The Week in Politics: Don’t cry for me, Westminster

The truth is, Ken Livingstone never really left you.

We thought, after his 2008 defeat, it was all over for the man once known as Red Ken. How wrong we were. The man who has shown us the true inner beauty of newts and turned himself into the bane of the Labour party gave us another flash of his bizarrely compelling personality this week. His manly show of emotion proved too much as he watched a video of 'ordinary Londoners' telling him what a great candidate he is. In utterly weird scenes, Ed Miliband gave him a comforting pat on the back. It was, without doubt, the highlight of the week. Even if the Tories did subsequently claim those 'ordinary Londoners' were, actually, actors.

Yes, Ken was once the focus of Labour's mayoral troubles. But not this week, as it emerged that the party might have to prevent MPs from resigning to fight elections later this year. This is, unsurprisingly, not meeting with the wholehearted approval of Labour MPs like Liam Byrne and Tony Lloyd. As Boris once found before he embarked on his City Hall journey, being the leader of a major city is much more fun than being an opposition backbencher.
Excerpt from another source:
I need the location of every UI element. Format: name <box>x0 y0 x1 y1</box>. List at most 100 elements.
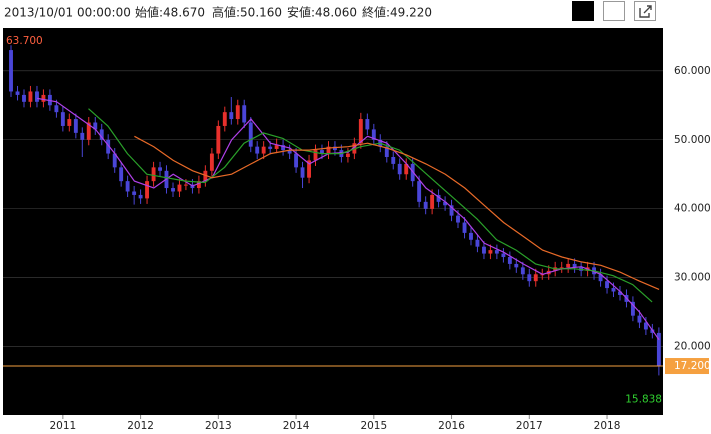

Journeys through London were themselves a topic of controversy this week, thanks to controversy erupting over some anti-gay bus adverts blocked by Boris. Those seeking the "reorientation" of homosexuals had been trying to rebut a Stonewall campaign telling homophobes to "get over it!" Their response, insensitively judged, was quickly knocked back by Boris. Ken, of course, said he should have taken this step even sooner.

The usual coalition bickerings have continued. In more bad news for George Osborne, plans to cap tax relief on donations contained in March's Budget hit the headlines this week. Nick Clegg got into some hot water over the snooping row. A damning report criticised the Metropolitan police for their involvement in the phone-hacking scandal. Business as usual, then.

Away from the turmoil of life in Westminster, David Cameron spent the week working his way through a tour of southeast Asia. He definitely tops the list of Sights We Thought We'd Never See for his meeting with the Burmese president, Thein Sein. Such is the degree of progress in Burma that he was even able to hold a press conference with Aung San Suu Kyi, an extraordinary sight. The main purpose of the trip, though, was business: Malaysia, Indonesia and Japan were all heavily courted by No 10's delegation. Downing Street had to be a little more circumspect in Burma, where sanctions still apply. The ten or so business figures who accompanied the PM were just "tourists", No 10 insisted.